One Pan Spanish Chicken & Potatoes
I frequently made my own pizza dough and did a riff off of my favorite potato & leek pizza ( recipe HERE )– substituting all of the various cheeses for the “cashew ricotta” and drizzled extra olive oil on top so it didn’t dry out. It was SO good!
Fish tacos (use Just Mayo, lime juice, cilantro + cabbage to make a really good slaw!)
Comfort food: I think the hardest part about eating on this diet is the restriction of cozy, comforting food.
At home hamburger helper – this meal was SO tasty and comforting I made it all winter long, simply swapped the dairy for full fat coconut milk and you can’t even tell!
Chicken Pot Pie
In general I would swap out butter in recipes for Soy-Free Earth Balance and milk/cream for coconut milk or almond milk – just keep in mind if the recipe requires a “fatty” milk, that you should use a full fat coconut milk. It’s a trial and error process for sure but I found I was able to make plenty of muffins, breads, donuts by playing around with these swaps.

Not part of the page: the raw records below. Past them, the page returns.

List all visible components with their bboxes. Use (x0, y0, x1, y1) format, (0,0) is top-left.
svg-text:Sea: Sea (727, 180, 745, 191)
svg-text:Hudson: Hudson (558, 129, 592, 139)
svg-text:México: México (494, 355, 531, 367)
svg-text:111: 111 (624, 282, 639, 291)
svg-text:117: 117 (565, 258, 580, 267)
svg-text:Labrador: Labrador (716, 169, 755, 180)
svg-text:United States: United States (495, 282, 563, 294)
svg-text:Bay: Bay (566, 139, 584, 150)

Enjoy Life has dairy & soy-free chocolate chips and pre-made cookies that are actually really thin, crispy and GOOD! I would buy these at Whole Foods or Amazon.
Pillsbury crusts are also dairy & soy-free and I found some puff pastry that I could eat.
Eating out tips:
Always ask what type of oil they use to fry in before you look at the menu so your options are more clear. Typically I’d never order fried food when I eat out but while on this diet it was frequently the only option — think fish & chips, salads with a side of french fries, burgers sans bun.
I love Thai food and was very excited to discover Pad Thai is made without soy-sauce. It became my go-to when I wanted to eat out.
Items I always have on hand in my dairy & soy-free kitchen:
Chicken broth (be sure to look at label carefully, some brands have soy)
Earth Balance Soy-Free butter spread & sticks
Olive Oil + Coconut Oil
Resources for finding dairy & soy-free recipes:
Generally many paleo options work so I found myself searching for them online though I needed to add carbs to keep myself full and my calories up while nursing.
Love & Lemons has a ton of great options!